Hetmanczuk, dyrektorka kijowskiego Instytutu Polityki Światowej wyjaśnia, że w Warszawie coraz mniej mówi się o Kijowie, traktując go jako część "pakietu" stolic objętych unijnym projektem Partnerstwa Wschodniego. - Na Ukrainie zupełnie nie wspomina się o Polsce, lecz mówi się o priorytetowym wyborze europejskim. Oznacza to, że w polskim wariancie Ukraina figuruje w jednym pakiecie z Mołdawią, Armenią i Białorusią. W wariancie ukraińskim znaczenie Polski porównuje się do znaczenia innych państw UE, czyli Luksemburga, Portugalii, czy Holandii - podkreśliła autorka artykułu. Hetmanczuk zachęca nowe władze Ukrainy z prezydentem Wiktorem Janukowyczem, by w swej polityce zagranicznej traktowały Polskę co najmniej na równi z Niemcami. - Kalendarz najbliższych wydarzeń nie pozwala wypuszczać Polski z zasięgu wzroku. W 2011 roku Polska obejmie przewodnictwo w UE, a w 2012 roku wraz z Ukrainą będzie gospodarzem piłkarskich mistrzostw Europy - zauważa politolog.

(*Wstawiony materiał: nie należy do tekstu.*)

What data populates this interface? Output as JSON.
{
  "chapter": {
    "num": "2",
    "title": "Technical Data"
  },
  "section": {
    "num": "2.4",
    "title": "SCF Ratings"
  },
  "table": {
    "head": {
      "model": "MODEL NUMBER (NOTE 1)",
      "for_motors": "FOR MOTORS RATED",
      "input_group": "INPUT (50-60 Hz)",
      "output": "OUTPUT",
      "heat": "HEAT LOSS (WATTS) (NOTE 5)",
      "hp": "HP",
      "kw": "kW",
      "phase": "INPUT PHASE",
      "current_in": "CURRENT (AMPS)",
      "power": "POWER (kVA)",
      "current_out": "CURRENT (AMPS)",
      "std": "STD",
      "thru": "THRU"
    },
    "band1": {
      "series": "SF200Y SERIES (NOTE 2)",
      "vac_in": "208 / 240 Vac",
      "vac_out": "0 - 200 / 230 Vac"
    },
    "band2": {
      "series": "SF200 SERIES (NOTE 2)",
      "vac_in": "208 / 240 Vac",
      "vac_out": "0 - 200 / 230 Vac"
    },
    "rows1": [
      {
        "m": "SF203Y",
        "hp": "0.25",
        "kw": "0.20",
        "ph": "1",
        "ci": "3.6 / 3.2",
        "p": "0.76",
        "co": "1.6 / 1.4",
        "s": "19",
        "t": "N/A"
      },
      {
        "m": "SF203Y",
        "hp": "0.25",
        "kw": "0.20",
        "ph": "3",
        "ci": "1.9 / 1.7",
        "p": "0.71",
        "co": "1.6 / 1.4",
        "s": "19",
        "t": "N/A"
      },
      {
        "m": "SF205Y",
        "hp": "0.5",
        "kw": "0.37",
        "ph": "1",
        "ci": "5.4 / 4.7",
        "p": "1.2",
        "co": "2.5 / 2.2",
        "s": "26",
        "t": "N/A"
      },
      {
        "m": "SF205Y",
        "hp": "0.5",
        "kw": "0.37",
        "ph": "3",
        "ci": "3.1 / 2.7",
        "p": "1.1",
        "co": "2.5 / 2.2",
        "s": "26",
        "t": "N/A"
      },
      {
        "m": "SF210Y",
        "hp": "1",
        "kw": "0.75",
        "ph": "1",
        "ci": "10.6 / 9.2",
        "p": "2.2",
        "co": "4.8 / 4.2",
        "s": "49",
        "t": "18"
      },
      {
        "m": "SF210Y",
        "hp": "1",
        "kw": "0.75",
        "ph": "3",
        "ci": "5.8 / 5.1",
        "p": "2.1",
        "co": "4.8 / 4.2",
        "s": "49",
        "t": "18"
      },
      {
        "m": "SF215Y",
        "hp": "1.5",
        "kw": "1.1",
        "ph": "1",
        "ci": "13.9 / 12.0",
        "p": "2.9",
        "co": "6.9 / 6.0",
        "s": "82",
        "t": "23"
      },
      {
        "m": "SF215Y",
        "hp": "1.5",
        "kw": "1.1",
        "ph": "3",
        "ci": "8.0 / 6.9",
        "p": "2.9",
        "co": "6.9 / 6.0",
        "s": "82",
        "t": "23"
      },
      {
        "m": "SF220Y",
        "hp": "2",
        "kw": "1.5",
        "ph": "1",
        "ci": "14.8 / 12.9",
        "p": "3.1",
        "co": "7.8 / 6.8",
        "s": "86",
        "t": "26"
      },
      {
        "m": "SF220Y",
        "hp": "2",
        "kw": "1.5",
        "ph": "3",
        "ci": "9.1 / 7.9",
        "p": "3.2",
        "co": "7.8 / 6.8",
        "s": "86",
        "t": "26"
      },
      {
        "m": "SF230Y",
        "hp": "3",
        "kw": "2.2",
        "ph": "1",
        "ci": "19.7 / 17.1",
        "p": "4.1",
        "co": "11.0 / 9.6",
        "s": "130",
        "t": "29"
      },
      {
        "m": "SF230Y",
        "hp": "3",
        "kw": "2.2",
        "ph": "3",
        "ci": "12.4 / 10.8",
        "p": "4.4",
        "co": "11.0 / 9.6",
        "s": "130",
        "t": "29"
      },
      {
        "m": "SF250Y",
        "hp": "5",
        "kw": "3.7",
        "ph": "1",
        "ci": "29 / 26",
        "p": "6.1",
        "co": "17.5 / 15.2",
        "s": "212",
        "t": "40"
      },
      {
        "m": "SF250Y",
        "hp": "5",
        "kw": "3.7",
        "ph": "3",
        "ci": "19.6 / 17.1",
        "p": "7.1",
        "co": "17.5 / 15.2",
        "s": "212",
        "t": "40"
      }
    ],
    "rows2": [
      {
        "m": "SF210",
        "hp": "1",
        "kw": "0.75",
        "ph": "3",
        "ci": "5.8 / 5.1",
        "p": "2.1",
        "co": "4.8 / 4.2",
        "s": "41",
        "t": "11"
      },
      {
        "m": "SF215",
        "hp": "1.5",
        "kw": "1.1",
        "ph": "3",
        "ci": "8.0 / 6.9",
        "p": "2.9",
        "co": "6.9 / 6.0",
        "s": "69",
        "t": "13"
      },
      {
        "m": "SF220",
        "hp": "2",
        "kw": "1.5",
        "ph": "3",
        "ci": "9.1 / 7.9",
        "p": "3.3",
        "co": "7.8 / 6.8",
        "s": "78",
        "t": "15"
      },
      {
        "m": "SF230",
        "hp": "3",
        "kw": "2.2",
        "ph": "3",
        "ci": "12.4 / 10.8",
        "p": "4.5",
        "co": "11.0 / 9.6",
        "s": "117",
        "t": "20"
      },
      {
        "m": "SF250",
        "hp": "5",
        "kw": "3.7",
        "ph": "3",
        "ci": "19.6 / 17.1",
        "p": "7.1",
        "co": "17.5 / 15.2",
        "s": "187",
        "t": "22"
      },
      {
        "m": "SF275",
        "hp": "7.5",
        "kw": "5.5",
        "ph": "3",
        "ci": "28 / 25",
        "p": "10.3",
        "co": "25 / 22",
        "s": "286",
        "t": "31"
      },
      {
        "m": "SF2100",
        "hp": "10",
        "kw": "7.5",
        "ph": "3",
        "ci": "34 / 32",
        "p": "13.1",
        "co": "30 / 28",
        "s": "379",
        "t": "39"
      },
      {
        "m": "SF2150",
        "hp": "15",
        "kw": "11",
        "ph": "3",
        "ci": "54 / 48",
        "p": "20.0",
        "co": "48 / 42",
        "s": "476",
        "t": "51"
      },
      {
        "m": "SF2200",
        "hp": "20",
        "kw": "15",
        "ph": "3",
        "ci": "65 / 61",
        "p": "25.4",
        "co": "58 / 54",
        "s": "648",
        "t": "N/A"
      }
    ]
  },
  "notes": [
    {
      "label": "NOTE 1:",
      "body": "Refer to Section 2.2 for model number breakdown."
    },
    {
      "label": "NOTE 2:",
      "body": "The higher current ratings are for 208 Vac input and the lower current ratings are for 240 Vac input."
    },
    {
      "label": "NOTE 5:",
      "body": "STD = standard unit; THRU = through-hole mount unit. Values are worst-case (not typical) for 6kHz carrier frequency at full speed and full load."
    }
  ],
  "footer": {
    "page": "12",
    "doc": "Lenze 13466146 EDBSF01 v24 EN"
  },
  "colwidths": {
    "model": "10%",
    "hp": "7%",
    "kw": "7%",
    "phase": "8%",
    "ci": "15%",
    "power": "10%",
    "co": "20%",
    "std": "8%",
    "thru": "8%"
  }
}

Hetmanczuk zastanawia się jednocześnie, komu ukraińskie władze powierzą dzieło pielęgnowania zbliżenia polsko-ukraińskiego. Ołeksandr Mocyk, dotychczasowy ukraiński ambasador w Warszawie został już odwołany i najprawdopodobniej zostanie ambasadorem w Waszyngtonie. Wśród możliwych następców Mocyka autorka wymienia Serhija Hermana, męża wpływowej wiceszefowej administracji prezydenta Janukowycza Hanny Herman, który jest zawodowym dyplomatą i pracował wcześniej w Polsce. Hetmanczuk uważa jednak, że kandydatura ta może nie uzyskać akceptacji w Warszawie ze względu na wypowiedzi Herman w prezydenckiej kampanii wyborczej Janukowycza. - Chodzi o skandaliczne oświadczenia Herman o polskich bojówkarzach, którzy przyjadą na Ukrainę, by walczyć o prezydenturę dla Tymoszenko - przypomina. W rzeczywistości polskimi bojówkarzami straszył wówczas sam Janukowycz, po czym Herman usprawiedliwiała go, iż padł ofiarą prowokacji.

Innym kandydatem na ukraińskiego ambasadora w Polsce jest dziekan wydziału stosunków międzynarodowych Uniwersytetu Lwowskiego, Markijan Malski. Jego kandydaturę miałby promować obecny minister spraw zagranicznych Ukrainy, Kostiantyn Hryszczenko. - Na obecnym, dość skomplikowanym etapie stosunków między dwoma państwami nazwisko ambasadora jest bardzo ważne. Byłoby dobrze, by ambasadorem tym nie został człowiek, który nie jest akceptowany w państwie o tak istotnej kategorii wagowej, jakim jest dziś w Europie Polska - kończy swój artykuł Hetmanczuk.